L'histoire du professeur d'un lycée de Bolognequi risque d'être licencié après avoir prétendument frappé un étudiant, a également suscité une réaction de la part de certains parents de ses élèves.
L'épisode, survenu mercredi dernier, peu avant que la cloche ne sonne, a amené l'étudiant aux urgences avec quelques jours de pronostic.

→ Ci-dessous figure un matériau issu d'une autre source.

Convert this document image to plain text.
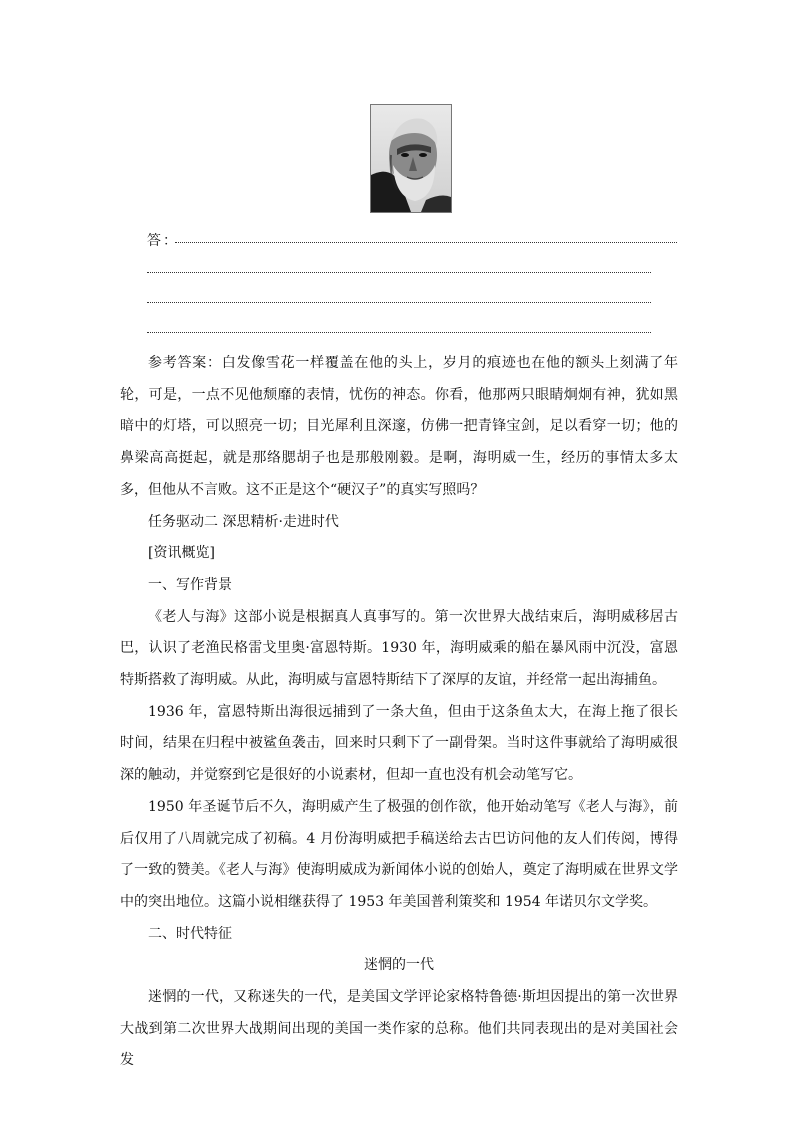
答：

参考答案：白发像雪花一样覆盖在他的头上，岁月的痕迹也在他的额头上刻满了年轮，可是，一点不见他颓靡的表情，忧伤的神态。你看，他那两只眼睛炯炯有神，犹如黑暗中的灯塔，可以照亮一切；目光犀利且深邃，仿佛一把青锋宝剑，足以看穿一切；他的鼻梁高高挺起，就是那络腮胡子也是那般刚毅。是啊，海明威一生，经历的事情太多太多，但他从不言败。这不正是这个“硬汉子”的真实写照吗？

任务驱动二 深思精析·走进时代

[资讯概览]

一、写作背景

《老人与海》这部小说是根据真人真事写的。第一次世界大战结束后，海明威移居古巴，认识了老渔民格雷戈里奥·富恩特斯。1930 年，海明威乘的船在暴风雨中沉没，富恩特斯搭救了海明威。从此，海明威与富恩特斯结下了深厚的友谊，并经常一起出海捕鱼。

1936 年，富恩特斯出海很远捕到了一条大鱼，但由于这条鱼太大，在海上拖了很长时间，结果在归程中被鲨鱼袭击，回来时只剩下了一副骨架。当时这件事就给了海明威很深的触动，并觉察到它是很好的小说素材，但却一直也没有机会动笔写它。

1950 年圣诞节后不久，海明威产生了极强的创作欲，他开始动笔写《老人与海》，前后仅用了八周就完成了初稿。4 月份海明威把手稿送给去古巴访问他的友人们传阅，博得了一致的赞美。《老人与海》使海明威成为新闻体小说的创始人，奠定了海明威在世界文学中的突出地位。这篇小说相继获得了 1953 年美国普利策奖和 1954 年诺贝尔文学奖。

二、时代特征

迷惘的一代

迷惘的一代，又称迷失的一代，是美国文学评论家格特鲁德·斯坦因提出的第一次世界大战到第二次世界大战期间出现的美国一类作家的总称。他们共同表现出的是对美国社会发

En attendant de connaître les intentions de la Surintendance, je parents d'une autre classe s'est déplacé pour défendre l'enseignant. Ils en ont écrit un lettre au directeurcomme indiqué 'le Resto del Carlino', pour « représenter le valeur humaine et professionnelle que ce professeur a toujours démontré envers nos enfants.
Proximité et confiance : les parents prennent parti
Les familles de 2L, c'est la section qui a délivré le message à l'école, ont voulu manifester ainsi solidarité et proximité avec l'enseignant. Tout en précisant que leur geste n'est pas destiné à minimiser ce qui s'est passé: « Nous sommes conscients – lit-on dans la lettre – que l'épisode survenu dans une autre classe est actuellement en cours d'évaluation en interne et nous pensons qu'il est juste que l'école procède aux investigations nécessaires ».
Par ailleurs, les parents ont également exprimé « proximité avec l'étudiant concerné et sa famille sans vouloir entrer dans le fond des faits, car c'est à l'école d'examiner les responsabilités dont nous sommes sûrs qu'elles seront exercées avec une extrême impartialité et exactitude ». Mais ils sont également « confiants » que la question sera « bientôt clarifiée et peut-être redimensionné« .
Inquiétez-vous d'être viré
Les parents des élèves de la classe 2L ont alors voulu prendre la plume, »valeur humaine et professionnelle que ce professeur a toujours démontré envers nos enfants ». Dans la lettre, en effet, ils disent que le professeur « a toujours été disponible, respectueux, attentif à leurs besoins et capable de motiver les enfants avec équilibre et énergie positive« .
De plus, selon les mères et les pères signataires de la lettre, sa présence dans la classe « contribue à créer un climat climat constructif, inclusif et serein» et les a aidés à trouver « des stratégies communes pour résoudre les problèmes en classe par le dialogue« .
C'est pourquoi l'inquiétude est désormais palpable : si la Surintendance décide de la sanction la plus grave, c'est-à-dire la congédiementla 2L serait compromise. Pourquoi « la perte d'un enseignant de cette valeur représenterait un préjudice importantnon seulement pour les enfants qui ont établi avec lui une relation de confiance et d'estime, mais aussi pour l'Institut lui-même qui fait appel à des enseignants capables de maintenir équilibre, écoute et autorité ».
L'invitation à l'école
L'attrait des parents (et, par conséquent, de leurs enfants) va au-delà de la défense et touche un point crucial du monde scolaire : l'évaluation des faits.
Les parents et les enfants ne nous demandent pas d'ignorer l'épisode, mais de le regarder image générale. Ils espèrent donc que l'évaluation ne tiendra pas seulement compte des faits, comme cela arrive souvent dans les procédures standards, mais aussi « le parcours pédagogique que l'enseignant a toujours construit avec engagement et dévouement ».
Leur conclusion est donc un espoir fort adressé à la direction : « Nous pensons que sa relation de travail et de formation établis avec la classe doivent être protégés et valorisés ».